I am trying to complete a computer program written by someone who is unfortunately now deceased. Sparing the details, the program computes a kernel $K$ intended to be used in the following integral equation:
\begin{equation} a = \int_0^1 K(x)f(x) \,\text{d}x. \end{equation}
where $a$ is a real-valued positive number and $f$ is a real-valued non-negative function. The functional form of $K$ is long and probably not worth putting here, but in summary, its functional form is derived from physics equations, and the program solves for $K$ numerically using the results of a simulation. [This form I have presented here is actually a slight simplification, as in the real formulation there is actually a sum of two kernels operating on two variables, but hopefully it is not an oversimplification.]
The program furthermore computes and removes the complementary function $T$, by which I mean the function such that $$\int_0^1 T(x) f(x) \, \text{d}x = 0.$$
The complementary function is removed in the following manner:
\begin{align*} \text{let} \quad \alpha &= \frac{\int_{0}^1 K T \, \text{d}x} { \int_0^1 T^2 \, \text{d}x} \\ \text{then} \quad K &:= K - \alpha T. \end{align*}
However, this manner of removing the complementary function is not documented, nor is it mentioned in any of the dozens of papers that make use of this program, other than the sentence that "$K$ is arbitrary up to a multiple of $T$ and hence $T$ can be removed from $K$."

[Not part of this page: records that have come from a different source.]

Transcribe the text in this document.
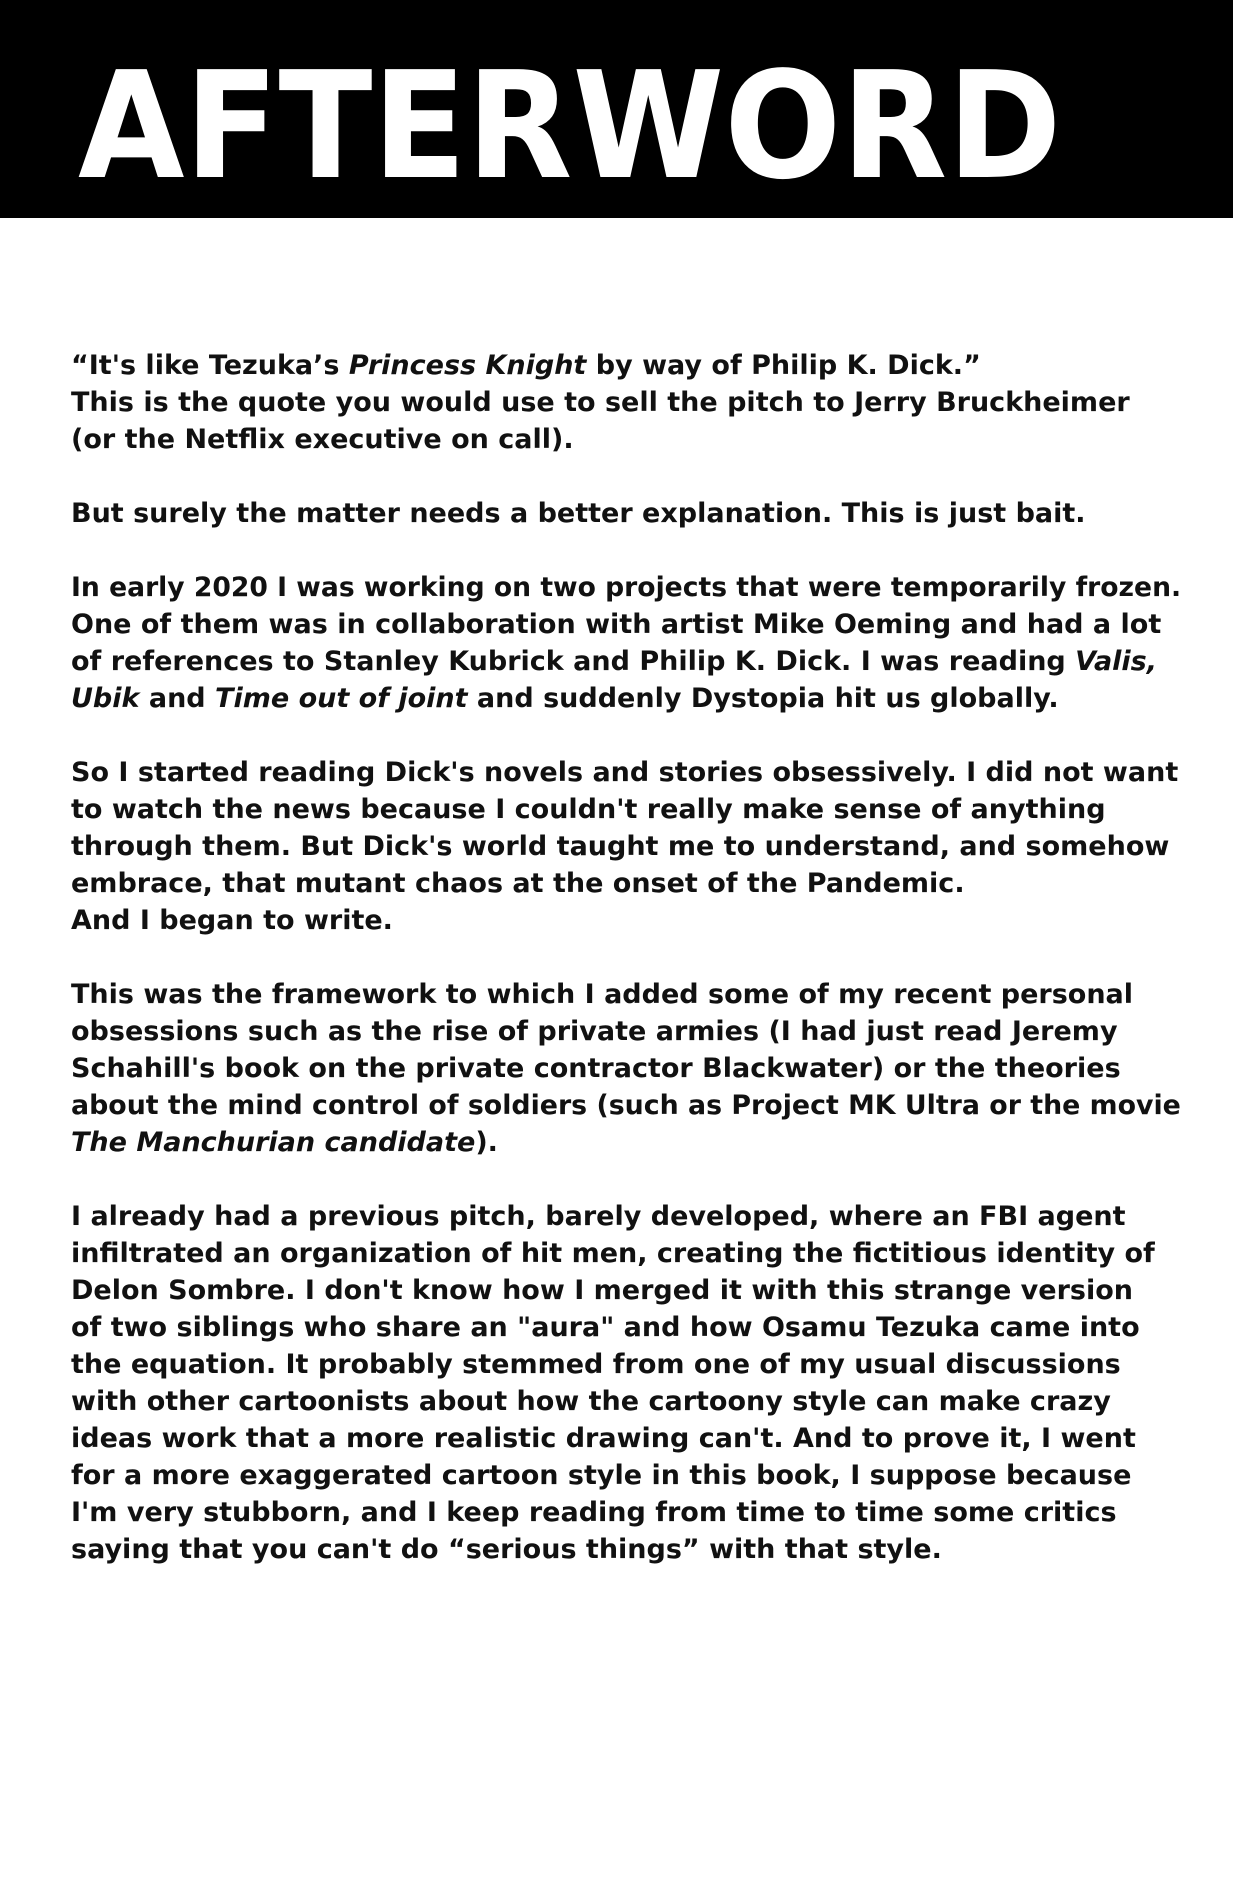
AFTERWORD

“It's like Tezuka’s Princess Knight by way of Philip K. Dick.”
This is the quote you would use to sell the pitch to Jerry Bruckheimer
(or the Netflix executive on call).

But surely the matter needs a better explanation. This is just bait.

In early 2020 I was working on two projects that were temporarily frozen.
One of them was in collaboration with artist Mike Oeming and had a lot
of references to Stanley Kubrick and Philip K. Dick. I was reading Valis,
Ubik and Time out of joint and suddenly Dystopia hit us globally.

So I started reading Dick's novels and stories obsessively. I did not want
to watch the news because I couldn't really make sense of anything
through them. But Dick's world taught me to understand, and somehow
embrace, that mutant chaos at the onset of the Pandemic.
And I began to write.

This was the framework to which I added some of my recent personal
obsessions such as the rise of private armies (I had just read Jeremy
Schahill's book on the private contractor Blackwater) or the theories
about the mind control of soldiers (such as Project MK Ultra or the movie
The Manchurian candidate).

I already had a previous pitch, barely developed, where an FBI agent
infiltrated an organization of hit men, creating the fictitious identity of
Delon Sombre. I don't know how I merged it with this strange version
of two siblings who share an "aura" and how Osamu Tezuka came into
the equation. It probably stemmed from one of my usual discussions
with other cartoonists about how the cartoony style can make crazy
ideas work that a more realistic drawing can't. And to prove it, I went
for a more exaggerated cartoon style in this book, I suppose because
I'm very stubborn, and I keep reading from time to time some critics
saying that you can't do “serious things” with that style.
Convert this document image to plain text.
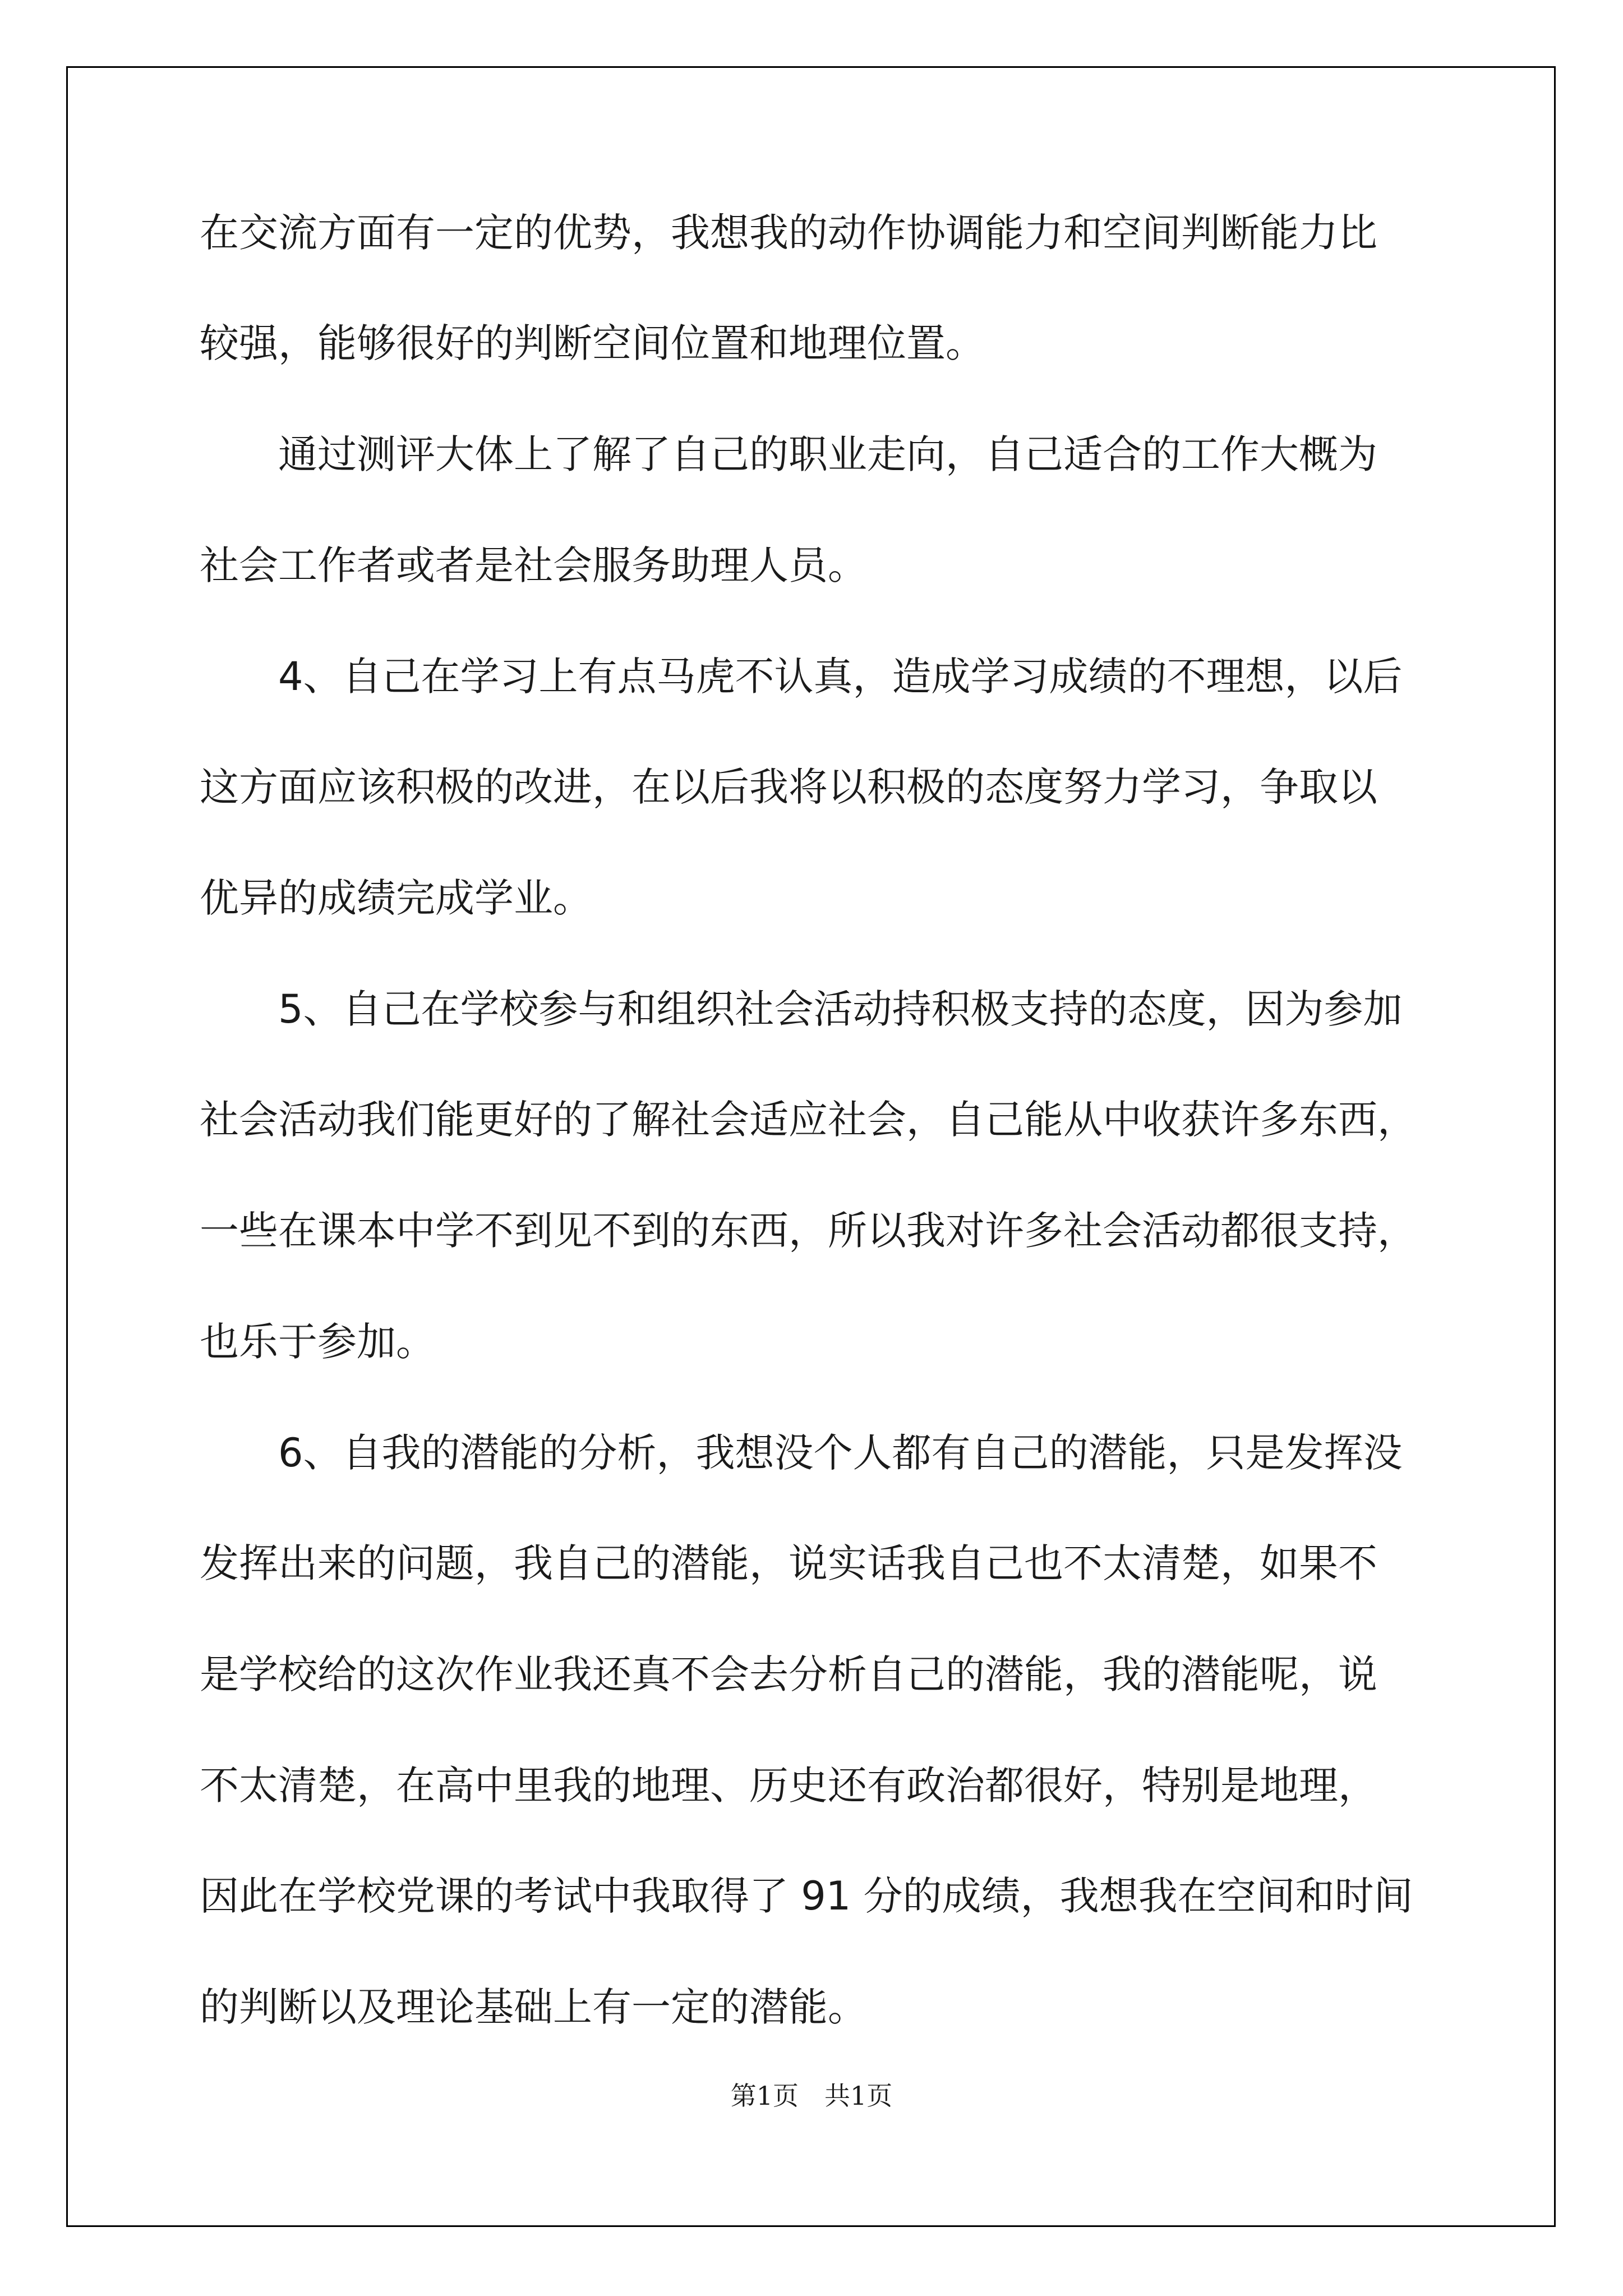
在交流方面有一定的优势，我想我的动作协调能力和空间判断能力比
较强，能够很好的判断空间位置和地理位置。
通过测评大体上了解了自己的职业走向，自己适合的工作大概为
社会工作者或者是社会服务助理人员。
4、自己在学习上有点马虎不认真，造成学习成绩的不理想，以后
这方面应该积极的改进，在以后我将以积极的态度努力学习，争取以
优异的成绩完成学业。
5、自己在学校参与和组织社会活动持积极支持的态度，因为参加
社会活动我们能更好的了解社会适应社会，自己能从中收获许多东西，
一些在课本中学不到见不到的东西，所以我对许多社会活动都很支持，
也乐于参加。
6、自我的潜能的分析，我想没个人都有自己的潜能，只是发挥没
发挥出来的问题，我自己的潜能，说实话我自己也不太清楚，如果不
是学校给的这次作业我还真不会去分析自己的潜能，我的潜能呢，说
不太清楚，在高中里我的地理、历史还有政治都很好，特别是地理，
因此在学校党课的考试中我取得了 91 分的成绩，我想我在空间和时间
的判断以及理论基础上有一定的潜能。
第1页　共1页
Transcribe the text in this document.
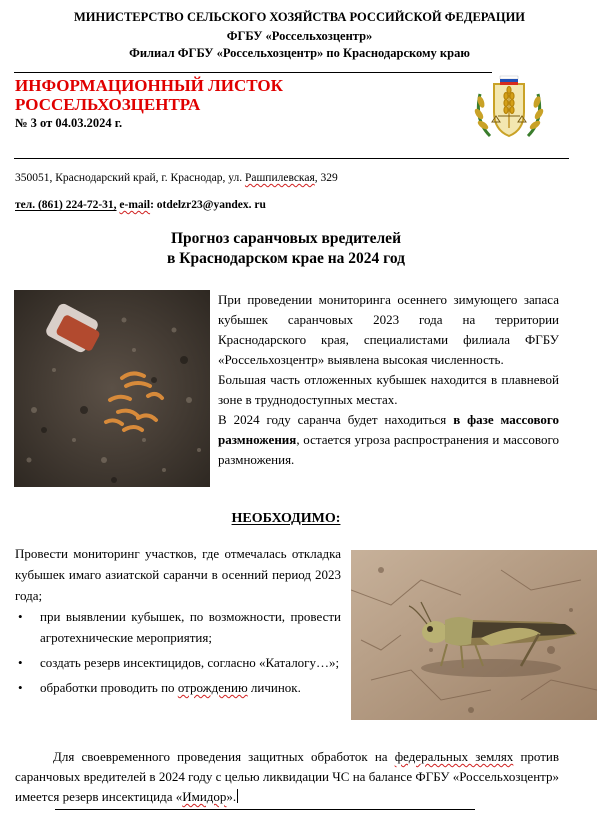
МИНИСТЕРСТВО СЕЛЬСКОГО ХОЗЯЙСТВА РОССИЙСКОЙ ФЕДЕРАЦИИ
ФГБУ «Россельхозцентр»
Филиал ФГБУ «Россельхозцентр» по Краснодарскому краю
ИНФОРМАЦИОННЫЙ ЛИСТОК
РОССЕЛЬХОЗЦЕНТРА
№ 3 от 04.03.2024 г.
350051, Краснодарский край, г. Краснодар, ул. Рашпилевская, 329
тел. (861) 224-72-31, e-mail: otdelzr23@yandex. ru
Прогноз саранчовых вредителей
в Краснодарском крае на 2024 год
При проведении мониторинга осеннего зимующего запаса кубышек саранчовых 2023 года на территории Краснодарского края, специалистами филиала ФГБУ «Россельхозцентр» выявлена высокая численность.
Большая часть отложенных кубышек находится в плавневой зоне в труднодоступных местах.
В 2024 году саранча будет находиться в фазе массового размножения, остается угроза распространения и массового размножения.
НЕОБХОДИМО:
Провести мониторинг участков, где отмечалась откладка кубышек имаго азиатской саранчи в осенний период 2023 года;
• при выявлении кубышек, по возможности, провести агротехнические мероприятия;
• создать резерв инсектицидов, согласно «Каталогу…»;
• обработки проводить по отрождению личинок.
Для своевременного проведения защитных обработок на федеральных землях против саранчовых вредителей в 2024 году с целью ликвидации ЧС на балансе ФГБУ «Россельхозцентр» имеется резерв инсектицида «Имидор».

Question 1: Is there a reference someone can recommend for understanding why the complementary function is removed in this way?
The program goes on to obtain a new kernel, let us call it $K_2$, which is the kernel for a different variable, $f_2$:
$$a = \int_0^1 K(x)f(x) \,\text{d}x = \int_0^1 K_2(x) f_2(x)\,\text{d}x.$$
This new kernel $K_2$ is found by solving a boundary value problem involving $K$. [If it is useful, I can post the details of this boundary value problem, but it is again somewhat involved. If it happens to be useful information, $f_2 = g/f_1$ where $g$ is another real-valued non-negative function.]
However, no complementary function $T_2$ is removed from $K_2$.
I have tried to find $T_2$ by solving the boundary value problem where I have substituted $T$ in the place of $K$, but this crashes my solver, and furthermore, I do not know if this is rigorously the right thing to do to find it.
Question 2: How can I find the complementary function $T_2$ such that $\int_0^1 T_2 f_2\,\text{d}x = 0$?